The MetriRank report doesn’t break out performance by channel, which is a gap I’d love to see addressed in future editions. Knowing which CPaaS providers are strongest specifically in RCS delivery would be valuable for enterprise buyers evaluating the channel.

What the Rankings Miss #

No ranking system captures everything. Here are the dimensions I think Metrigy’s framework underweights:

Developer experience. As I mentioned, this isn’t a standalone axis. For enterprises with dedicated integration teams, this matters less. For mid-market companies where the developer IS the buyer, it’s everything. Twilio’s developer experience advantage doesn’t show up adequately in MetriRank’s composite.

Pricing transparency. CPaaS pricing is notoriously opaque. Per-message costs vary by country, channel, volume tier, and negotiated contract terms. Some providers publish transparent pricing (Twilio does this well); others require a sales conversation before you can even estimate costs. A ranking that incorporated pricing clarity would shift the standings.

Platform reliability. Uptime and deliverability metrics aren’t prominently featured in the MetriRank methodology, at least not in the published criteria. For messaging platforms, reliability IS the product. A 99.9% uptime that drops 0.1% of your authentication SMS messages is a business disaster at scale.

Innovation velocity. How quickly does a provider adopt new channels and capabilities? RCS support, WhatsApp Business API features, Apple Business Chat integration—the speed at which a CPaaS platform integrates new channels matters for forward-looking enterprise buyers.

What This Means for the Industry #

The fact that Metrigy created a CPaaS-specific ranking methodology at all signals industry maturation.

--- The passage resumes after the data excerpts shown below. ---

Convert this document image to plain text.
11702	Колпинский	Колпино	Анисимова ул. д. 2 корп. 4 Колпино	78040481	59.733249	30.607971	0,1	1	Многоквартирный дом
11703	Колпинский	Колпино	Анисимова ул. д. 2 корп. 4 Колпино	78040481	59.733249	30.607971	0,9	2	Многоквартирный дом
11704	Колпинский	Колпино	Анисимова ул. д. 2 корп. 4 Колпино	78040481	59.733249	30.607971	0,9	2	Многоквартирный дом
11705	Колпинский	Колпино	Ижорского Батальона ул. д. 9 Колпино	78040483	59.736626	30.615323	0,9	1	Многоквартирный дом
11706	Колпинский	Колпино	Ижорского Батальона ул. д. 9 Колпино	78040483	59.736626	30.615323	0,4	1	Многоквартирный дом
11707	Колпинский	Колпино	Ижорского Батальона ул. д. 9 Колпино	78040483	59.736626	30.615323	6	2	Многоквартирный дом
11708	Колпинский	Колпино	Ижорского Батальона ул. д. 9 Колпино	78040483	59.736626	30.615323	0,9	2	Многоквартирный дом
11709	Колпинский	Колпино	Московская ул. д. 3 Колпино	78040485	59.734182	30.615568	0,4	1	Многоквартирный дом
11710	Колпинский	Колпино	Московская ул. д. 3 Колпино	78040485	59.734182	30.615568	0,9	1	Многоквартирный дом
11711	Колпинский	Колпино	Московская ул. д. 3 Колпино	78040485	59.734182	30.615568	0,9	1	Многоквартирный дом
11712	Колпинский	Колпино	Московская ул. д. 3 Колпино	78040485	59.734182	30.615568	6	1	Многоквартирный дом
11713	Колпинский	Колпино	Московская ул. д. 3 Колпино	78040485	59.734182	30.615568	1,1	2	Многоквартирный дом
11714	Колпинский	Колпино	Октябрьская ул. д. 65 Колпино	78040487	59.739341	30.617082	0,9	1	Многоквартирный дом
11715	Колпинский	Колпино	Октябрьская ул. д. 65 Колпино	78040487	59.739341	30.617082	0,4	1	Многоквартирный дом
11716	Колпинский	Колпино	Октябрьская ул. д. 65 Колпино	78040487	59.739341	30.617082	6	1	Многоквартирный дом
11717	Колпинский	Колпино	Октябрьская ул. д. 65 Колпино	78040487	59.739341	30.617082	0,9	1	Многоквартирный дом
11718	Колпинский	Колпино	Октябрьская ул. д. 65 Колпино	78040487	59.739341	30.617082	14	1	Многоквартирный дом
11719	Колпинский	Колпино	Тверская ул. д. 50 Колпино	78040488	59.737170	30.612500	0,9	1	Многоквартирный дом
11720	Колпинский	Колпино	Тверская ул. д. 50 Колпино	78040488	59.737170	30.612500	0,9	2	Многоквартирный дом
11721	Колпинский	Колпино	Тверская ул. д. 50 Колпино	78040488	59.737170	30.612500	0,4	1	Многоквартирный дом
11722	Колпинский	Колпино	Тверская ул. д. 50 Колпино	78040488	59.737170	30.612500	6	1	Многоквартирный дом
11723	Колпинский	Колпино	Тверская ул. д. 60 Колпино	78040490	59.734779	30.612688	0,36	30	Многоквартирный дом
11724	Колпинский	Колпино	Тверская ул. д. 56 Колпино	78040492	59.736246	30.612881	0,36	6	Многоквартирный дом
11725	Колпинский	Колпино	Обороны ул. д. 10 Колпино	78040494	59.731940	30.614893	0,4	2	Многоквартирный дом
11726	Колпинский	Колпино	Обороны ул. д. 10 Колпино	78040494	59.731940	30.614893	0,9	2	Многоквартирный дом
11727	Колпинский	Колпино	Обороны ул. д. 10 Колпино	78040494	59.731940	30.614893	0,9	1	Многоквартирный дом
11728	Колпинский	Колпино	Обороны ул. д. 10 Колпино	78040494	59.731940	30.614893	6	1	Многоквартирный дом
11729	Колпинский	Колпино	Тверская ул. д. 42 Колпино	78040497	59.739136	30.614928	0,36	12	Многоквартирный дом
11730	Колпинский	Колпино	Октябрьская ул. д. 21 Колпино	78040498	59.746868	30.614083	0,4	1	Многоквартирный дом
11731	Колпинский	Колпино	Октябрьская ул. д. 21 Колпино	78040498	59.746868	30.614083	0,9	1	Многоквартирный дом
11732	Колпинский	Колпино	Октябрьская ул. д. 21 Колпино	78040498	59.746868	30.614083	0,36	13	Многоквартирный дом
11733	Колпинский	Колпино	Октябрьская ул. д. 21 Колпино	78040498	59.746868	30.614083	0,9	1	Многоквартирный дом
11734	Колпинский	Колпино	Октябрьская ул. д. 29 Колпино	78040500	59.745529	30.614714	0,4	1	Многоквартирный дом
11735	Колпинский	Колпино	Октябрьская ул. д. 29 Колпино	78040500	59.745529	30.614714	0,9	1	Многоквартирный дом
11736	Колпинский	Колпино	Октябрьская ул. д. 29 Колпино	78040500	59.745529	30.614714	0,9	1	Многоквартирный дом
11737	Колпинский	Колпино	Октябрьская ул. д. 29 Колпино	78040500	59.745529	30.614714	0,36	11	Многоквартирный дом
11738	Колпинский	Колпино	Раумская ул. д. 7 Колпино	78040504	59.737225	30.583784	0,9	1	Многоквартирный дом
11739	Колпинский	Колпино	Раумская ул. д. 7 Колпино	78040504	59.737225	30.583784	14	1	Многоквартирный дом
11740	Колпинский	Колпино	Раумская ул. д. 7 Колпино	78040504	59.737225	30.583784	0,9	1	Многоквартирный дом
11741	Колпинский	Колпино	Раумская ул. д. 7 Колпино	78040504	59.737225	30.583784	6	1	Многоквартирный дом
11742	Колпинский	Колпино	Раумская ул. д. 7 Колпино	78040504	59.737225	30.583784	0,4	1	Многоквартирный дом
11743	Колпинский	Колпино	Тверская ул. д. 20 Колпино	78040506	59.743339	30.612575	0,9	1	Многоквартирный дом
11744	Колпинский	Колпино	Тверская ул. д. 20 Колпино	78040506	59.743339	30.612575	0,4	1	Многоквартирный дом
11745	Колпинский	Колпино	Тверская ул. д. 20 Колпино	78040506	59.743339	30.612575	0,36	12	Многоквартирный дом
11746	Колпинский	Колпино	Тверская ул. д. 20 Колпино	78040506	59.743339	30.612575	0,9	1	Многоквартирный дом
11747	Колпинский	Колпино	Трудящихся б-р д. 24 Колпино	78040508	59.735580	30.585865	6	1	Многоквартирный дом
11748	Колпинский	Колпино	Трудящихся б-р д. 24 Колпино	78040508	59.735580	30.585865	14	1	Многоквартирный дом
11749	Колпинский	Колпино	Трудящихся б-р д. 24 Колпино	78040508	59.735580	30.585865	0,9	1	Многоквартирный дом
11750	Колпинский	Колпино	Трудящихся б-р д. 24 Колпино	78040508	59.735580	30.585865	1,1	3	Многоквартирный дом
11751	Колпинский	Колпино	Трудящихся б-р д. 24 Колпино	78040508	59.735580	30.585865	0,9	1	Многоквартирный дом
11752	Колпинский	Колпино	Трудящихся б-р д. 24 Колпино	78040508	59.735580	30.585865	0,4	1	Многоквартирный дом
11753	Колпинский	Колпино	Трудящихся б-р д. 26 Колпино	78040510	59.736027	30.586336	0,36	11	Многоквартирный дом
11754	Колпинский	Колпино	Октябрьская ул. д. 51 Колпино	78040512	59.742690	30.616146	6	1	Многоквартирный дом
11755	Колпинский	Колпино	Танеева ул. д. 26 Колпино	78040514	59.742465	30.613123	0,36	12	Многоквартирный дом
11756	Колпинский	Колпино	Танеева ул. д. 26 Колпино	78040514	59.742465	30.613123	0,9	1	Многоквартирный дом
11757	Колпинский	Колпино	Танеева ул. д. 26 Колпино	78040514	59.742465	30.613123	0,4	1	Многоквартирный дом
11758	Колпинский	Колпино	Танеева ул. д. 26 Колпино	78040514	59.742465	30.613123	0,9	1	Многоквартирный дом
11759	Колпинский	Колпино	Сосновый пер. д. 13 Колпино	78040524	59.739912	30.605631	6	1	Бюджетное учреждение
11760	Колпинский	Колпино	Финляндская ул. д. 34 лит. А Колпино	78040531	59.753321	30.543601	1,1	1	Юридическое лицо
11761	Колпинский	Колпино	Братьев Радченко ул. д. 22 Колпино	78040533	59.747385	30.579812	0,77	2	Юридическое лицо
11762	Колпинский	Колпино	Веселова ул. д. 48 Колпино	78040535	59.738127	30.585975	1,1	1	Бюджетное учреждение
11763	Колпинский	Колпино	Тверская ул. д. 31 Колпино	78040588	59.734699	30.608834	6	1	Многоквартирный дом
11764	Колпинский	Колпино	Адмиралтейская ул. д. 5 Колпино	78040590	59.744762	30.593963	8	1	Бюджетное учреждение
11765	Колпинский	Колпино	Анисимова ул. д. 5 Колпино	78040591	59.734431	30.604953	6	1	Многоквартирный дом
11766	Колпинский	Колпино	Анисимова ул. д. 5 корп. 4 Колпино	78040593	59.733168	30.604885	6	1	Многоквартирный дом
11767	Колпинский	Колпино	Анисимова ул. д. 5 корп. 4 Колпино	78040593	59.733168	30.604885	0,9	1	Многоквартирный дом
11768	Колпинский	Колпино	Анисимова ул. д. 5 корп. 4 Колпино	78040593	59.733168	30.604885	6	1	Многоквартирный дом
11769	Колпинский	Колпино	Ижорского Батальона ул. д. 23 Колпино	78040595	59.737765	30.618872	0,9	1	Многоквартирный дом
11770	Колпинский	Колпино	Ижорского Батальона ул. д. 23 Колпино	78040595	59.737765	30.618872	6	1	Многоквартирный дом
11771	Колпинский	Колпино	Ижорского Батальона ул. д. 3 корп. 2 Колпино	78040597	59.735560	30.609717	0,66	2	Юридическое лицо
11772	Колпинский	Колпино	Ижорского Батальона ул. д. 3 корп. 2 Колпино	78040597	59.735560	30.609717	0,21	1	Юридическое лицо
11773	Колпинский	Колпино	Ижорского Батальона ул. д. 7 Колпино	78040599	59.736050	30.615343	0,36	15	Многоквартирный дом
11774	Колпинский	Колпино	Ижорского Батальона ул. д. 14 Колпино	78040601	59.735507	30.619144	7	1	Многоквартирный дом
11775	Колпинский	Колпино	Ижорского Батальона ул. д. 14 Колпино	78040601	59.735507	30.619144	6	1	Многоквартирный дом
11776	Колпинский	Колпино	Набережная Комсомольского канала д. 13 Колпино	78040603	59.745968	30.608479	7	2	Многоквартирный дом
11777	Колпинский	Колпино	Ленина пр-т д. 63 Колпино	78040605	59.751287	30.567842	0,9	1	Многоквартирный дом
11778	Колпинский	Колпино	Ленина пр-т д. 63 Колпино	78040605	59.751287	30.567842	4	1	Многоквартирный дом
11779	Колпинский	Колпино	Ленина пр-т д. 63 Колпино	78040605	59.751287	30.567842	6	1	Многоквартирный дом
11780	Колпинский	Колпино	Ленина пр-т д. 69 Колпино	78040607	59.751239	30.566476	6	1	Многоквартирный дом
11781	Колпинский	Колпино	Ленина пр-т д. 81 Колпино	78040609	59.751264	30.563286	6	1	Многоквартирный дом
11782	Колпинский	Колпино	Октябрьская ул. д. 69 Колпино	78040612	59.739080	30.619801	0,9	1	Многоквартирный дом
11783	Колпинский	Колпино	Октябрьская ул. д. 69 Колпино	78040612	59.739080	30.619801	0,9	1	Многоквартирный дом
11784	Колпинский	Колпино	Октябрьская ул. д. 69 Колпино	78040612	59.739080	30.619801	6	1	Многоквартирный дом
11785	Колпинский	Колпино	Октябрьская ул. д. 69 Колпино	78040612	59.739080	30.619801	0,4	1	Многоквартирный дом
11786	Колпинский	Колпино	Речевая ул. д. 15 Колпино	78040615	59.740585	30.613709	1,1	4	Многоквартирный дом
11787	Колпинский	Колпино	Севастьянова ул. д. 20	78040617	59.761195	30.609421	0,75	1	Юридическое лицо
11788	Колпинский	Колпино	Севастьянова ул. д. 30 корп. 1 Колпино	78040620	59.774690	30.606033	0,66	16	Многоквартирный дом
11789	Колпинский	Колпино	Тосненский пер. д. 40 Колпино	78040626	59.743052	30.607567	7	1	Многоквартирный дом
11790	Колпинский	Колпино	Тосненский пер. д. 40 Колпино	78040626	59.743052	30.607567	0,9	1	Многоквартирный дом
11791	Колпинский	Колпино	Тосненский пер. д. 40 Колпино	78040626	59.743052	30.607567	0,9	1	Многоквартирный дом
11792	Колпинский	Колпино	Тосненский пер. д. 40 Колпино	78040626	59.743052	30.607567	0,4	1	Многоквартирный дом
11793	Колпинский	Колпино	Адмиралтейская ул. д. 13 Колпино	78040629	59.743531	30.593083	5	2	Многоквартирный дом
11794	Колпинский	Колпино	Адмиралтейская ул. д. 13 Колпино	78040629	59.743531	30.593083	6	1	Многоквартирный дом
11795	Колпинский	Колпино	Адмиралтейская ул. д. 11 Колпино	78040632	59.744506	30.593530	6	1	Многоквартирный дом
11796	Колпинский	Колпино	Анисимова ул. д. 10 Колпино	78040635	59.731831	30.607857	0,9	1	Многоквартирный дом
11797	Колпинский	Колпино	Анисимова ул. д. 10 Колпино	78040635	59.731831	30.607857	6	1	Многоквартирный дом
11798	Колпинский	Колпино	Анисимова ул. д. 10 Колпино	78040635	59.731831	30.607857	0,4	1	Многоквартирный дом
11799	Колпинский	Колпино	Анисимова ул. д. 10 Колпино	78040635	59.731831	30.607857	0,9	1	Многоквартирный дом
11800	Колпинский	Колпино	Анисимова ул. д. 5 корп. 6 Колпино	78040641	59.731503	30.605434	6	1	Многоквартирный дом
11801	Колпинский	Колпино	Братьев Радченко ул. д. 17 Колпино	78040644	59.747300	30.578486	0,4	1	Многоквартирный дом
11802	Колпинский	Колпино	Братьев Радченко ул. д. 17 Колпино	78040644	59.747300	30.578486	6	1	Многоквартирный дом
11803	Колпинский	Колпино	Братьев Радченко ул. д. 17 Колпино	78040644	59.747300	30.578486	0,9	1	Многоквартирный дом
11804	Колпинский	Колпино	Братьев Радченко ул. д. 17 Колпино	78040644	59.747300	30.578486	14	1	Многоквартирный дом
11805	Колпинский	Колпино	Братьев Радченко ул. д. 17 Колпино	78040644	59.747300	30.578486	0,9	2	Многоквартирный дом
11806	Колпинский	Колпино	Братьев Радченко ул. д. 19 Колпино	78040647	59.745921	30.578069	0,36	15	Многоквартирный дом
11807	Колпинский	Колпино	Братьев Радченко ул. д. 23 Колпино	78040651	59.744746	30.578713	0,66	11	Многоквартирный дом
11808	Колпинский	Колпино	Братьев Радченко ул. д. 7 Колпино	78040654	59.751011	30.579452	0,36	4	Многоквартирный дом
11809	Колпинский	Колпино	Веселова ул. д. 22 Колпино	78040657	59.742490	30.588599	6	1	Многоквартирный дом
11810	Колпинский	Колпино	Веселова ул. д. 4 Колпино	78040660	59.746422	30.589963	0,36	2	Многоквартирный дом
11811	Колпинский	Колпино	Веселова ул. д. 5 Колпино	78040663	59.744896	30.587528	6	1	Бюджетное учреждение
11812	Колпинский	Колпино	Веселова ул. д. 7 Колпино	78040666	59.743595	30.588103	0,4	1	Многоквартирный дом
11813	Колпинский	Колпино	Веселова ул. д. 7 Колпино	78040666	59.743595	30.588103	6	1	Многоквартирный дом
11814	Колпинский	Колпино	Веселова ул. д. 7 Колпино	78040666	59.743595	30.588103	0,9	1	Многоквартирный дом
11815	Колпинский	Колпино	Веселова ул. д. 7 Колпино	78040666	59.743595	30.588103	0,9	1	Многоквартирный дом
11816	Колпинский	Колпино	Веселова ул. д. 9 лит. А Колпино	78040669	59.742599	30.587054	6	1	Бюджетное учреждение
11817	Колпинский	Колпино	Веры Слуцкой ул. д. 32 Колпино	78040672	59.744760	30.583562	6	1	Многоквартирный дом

When a market is young, everyone competes on the same basic capability (can you send an SMS via API?). When analysts start building multi-dimensional ranking frameworks, it means the market has enough depth for differentiation.

For enterprises evaluating CPaaS providers, the MetriRank is a useful starting point. But I’d encourage any buyer to weight the dimensions based on their own priorities. If you’re a developer-led team building a startup, Twilio’s developer experience might matter more than Infobip’s geographic reach. If you’re a multinational enterprise deploying messaging across 40 countries, the MetriRank’s composite might align well with your needs.

For the RCS ecosystem specifically, the CPaaS layer’s maturation is a positive signal. Enterprise demand for programmable messaging channels is growing, and RCS stands to benefit as the channel that offers the richest native messaging experience on Android. The CPaaS providers ranked in this report are the ones who’ll ultimately make or break RCS’s commercial adoption.

I’ll be watching Metrigy’s future editions closely. The inaugural ranking established a baseline; the interesting story will be how the standings shift as the market continues to consolidate and new channels gain traction.